The passanger side door opens. Eleanor slides in, carrying a styrofoam container and licking sauce off of her fingers. 

"Alright, let's get those dweebs so he can leave this miserable porn-loving state."

For a while, there was nothing but the sound of Eleanor fiddling with the radio and munching on her soggy burger. Humans were always gnawing on something...it use to revolt him, along with everything else about their stupid revolting bodies. When had that changed? Some time after meeting his four humans, but not right away. He remembers being so disgusted after the first time he caught Eleanor and Chidi kissing that he nearly ripped his human suit to shreds. 

Eleanor broke the silence. "Hey, bud? Can we talk about earlier, or is it going to make you freak out and screw up driving?"

"I'm not going to  _screw up_ driving," Michael scoffs. "Humans do it all the time, and demons are thirteen times more capable than humans."
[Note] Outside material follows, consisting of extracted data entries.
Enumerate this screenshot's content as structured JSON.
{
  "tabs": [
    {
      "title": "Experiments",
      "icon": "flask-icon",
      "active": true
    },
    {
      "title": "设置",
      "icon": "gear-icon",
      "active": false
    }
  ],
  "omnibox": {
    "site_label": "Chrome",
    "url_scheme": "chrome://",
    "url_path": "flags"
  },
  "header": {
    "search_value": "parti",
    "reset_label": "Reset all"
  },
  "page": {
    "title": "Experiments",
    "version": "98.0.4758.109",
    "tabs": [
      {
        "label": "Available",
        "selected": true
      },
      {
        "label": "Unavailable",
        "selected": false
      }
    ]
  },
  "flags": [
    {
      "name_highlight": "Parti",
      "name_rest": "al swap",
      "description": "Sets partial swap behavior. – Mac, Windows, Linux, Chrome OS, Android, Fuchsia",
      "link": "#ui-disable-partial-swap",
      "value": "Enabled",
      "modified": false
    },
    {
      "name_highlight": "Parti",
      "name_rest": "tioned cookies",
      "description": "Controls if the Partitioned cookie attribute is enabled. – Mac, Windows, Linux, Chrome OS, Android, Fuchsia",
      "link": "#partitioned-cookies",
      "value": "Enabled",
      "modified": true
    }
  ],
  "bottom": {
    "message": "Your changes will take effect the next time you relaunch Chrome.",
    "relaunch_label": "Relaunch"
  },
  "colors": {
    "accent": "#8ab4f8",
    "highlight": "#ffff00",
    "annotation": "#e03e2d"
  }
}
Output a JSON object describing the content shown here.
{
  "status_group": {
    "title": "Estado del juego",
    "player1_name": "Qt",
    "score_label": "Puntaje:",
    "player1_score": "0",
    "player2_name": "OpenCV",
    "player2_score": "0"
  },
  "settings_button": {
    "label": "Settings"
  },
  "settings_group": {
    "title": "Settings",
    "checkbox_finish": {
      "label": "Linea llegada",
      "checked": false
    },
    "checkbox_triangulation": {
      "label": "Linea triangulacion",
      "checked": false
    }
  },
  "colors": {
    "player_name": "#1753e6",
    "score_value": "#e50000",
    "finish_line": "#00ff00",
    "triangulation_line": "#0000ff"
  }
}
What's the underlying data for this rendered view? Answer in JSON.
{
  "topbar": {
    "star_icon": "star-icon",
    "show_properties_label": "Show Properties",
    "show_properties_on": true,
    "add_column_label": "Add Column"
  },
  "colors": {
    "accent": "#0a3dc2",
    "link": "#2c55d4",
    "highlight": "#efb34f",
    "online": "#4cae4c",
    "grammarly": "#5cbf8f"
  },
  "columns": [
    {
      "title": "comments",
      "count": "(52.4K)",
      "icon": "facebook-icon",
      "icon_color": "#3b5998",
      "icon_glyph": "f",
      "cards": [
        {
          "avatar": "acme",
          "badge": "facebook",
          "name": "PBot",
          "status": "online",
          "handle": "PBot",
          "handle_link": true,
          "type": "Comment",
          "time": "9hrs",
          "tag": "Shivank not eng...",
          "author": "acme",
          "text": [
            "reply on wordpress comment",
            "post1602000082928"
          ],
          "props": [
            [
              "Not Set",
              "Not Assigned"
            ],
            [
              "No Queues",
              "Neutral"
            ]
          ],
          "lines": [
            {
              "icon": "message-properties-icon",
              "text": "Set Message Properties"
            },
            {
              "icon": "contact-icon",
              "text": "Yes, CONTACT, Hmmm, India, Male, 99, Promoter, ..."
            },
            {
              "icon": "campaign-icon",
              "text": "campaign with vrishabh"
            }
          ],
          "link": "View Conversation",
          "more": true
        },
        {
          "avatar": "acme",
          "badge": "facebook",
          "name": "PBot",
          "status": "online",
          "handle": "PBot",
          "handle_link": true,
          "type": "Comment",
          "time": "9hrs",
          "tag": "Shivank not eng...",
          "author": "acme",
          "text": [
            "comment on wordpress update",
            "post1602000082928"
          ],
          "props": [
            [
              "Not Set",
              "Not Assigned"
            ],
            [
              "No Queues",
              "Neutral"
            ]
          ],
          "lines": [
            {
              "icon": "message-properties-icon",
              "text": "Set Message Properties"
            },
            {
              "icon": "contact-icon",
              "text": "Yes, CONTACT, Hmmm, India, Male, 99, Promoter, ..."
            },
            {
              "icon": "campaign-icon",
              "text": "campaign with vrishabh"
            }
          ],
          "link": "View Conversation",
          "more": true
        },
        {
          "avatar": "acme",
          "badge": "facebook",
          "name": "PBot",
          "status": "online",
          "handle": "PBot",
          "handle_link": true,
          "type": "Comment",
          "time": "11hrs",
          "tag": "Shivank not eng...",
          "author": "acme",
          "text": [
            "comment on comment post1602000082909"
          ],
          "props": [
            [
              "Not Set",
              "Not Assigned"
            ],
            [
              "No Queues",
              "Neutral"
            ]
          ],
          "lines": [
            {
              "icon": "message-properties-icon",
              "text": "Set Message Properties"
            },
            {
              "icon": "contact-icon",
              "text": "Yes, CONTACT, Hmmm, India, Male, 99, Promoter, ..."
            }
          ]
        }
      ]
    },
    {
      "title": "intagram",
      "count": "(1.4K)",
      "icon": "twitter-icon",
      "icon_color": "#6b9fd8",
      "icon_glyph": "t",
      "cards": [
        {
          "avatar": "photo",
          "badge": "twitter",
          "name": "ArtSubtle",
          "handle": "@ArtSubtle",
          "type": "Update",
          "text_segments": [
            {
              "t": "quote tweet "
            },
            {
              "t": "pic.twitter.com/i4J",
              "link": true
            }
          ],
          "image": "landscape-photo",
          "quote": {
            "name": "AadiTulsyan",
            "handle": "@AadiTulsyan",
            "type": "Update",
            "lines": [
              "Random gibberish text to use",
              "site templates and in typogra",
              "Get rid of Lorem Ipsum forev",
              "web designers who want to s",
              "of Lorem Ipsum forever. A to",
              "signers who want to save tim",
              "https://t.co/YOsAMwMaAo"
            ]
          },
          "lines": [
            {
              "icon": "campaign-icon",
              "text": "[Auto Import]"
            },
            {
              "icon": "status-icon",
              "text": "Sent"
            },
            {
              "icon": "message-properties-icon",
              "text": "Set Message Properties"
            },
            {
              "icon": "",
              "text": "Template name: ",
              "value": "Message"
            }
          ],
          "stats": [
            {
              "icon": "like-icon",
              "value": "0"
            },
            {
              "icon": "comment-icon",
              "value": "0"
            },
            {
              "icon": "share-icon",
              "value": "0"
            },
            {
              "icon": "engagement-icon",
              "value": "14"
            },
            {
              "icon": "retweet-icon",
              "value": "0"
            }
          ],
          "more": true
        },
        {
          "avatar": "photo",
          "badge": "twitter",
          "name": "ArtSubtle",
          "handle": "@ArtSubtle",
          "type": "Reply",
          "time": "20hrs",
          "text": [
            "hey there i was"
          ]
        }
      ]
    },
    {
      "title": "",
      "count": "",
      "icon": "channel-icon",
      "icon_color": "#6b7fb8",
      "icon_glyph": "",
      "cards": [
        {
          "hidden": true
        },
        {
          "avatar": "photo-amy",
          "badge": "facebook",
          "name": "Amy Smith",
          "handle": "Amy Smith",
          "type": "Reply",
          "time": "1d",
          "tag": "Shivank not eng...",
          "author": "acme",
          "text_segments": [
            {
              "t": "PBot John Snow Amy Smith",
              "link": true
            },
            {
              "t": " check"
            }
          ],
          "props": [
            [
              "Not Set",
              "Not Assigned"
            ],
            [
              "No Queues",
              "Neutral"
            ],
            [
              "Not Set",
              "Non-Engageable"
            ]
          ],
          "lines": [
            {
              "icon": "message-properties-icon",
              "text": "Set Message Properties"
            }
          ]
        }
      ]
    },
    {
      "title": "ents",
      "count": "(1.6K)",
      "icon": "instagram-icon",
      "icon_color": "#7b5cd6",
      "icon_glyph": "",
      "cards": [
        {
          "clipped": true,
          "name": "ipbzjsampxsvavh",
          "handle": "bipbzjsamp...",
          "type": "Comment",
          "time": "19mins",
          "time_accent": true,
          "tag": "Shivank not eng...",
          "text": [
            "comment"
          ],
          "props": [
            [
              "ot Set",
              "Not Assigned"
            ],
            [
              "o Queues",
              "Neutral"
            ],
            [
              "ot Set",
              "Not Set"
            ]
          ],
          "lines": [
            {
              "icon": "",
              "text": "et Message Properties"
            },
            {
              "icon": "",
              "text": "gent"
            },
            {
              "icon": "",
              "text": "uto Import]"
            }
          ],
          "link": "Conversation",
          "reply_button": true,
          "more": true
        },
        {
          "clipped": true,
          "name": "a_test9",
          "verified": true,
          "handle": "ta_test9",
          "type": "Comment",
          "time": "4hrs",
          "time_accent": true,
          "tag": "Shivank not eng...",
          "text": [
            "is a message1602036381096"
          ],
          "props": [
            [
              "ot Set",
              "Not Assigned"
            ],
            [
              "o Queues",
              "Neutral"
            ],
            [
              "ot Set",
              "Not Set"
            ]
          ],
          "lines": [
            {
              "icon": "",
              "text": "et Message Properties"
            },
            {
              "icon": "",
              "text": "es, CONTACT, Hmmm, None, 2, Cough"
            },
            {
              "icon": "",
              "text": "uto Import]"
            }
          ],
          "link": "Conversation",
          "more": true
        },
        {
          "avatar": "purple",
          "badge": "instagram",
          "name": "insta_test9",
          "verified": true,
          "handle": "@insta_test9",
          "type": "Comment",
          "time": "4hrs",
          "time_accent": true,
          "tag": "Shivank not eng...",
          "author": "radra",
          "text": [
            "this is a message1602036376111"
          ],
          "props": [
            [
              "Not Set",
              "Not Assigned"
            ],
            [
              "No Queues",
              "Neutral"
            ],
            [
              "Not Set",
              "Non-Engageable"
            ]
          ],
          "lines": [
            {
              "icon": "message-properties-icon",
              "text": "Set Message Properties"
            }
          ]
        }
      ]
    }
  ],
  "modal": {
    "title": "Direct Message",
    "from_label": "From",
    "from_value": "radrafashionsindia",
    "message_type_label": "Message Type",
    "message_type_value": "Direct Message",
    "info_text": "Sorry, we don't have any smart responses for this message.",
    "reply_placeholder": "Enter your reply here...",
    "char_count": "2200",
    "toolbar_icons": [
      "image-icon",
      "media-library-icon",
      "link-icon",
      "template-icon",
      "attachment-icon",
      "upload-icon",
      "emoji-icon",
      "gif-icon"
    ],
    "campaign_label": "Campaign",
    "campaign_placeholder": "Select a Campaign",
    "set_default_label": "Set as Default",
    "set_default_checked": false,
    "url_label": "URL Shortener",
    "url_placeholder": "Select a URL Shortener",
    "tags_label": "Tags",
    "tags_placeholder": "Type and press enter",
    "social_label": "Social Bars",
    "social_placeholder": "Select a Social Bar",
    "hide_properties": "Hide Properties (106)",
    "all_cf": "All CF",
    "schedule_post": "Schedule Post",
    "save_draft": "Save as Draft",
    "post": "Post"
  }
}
"Oh yeah? Do a lot of driving in hell?"

"There's the perpetual traffic jam department. You should see it, it's hilarious how mad everyone gets."

"I bet," Eleanor says, her lips twitching like she wanted to laugh but knew she shouldn't. 

Michael turns the radio dial, hoping to distract her.

"Why would they devote an entire station to jazz? Hey, did I tell you that in one reboot I wrote a three hour jazz seranade for you--"

"Let me guess," she cuts across him, "I immediately figured out it was the Bad Place."

"I was so mad. All that rehearsing for nothing."

She shook her head, smiling. "You should've known that was way too obvious. But seriously, can you stop stalling and let me talk?"

"I'm not stalling. Go ahead and ask whatever stupid thing you want to ask."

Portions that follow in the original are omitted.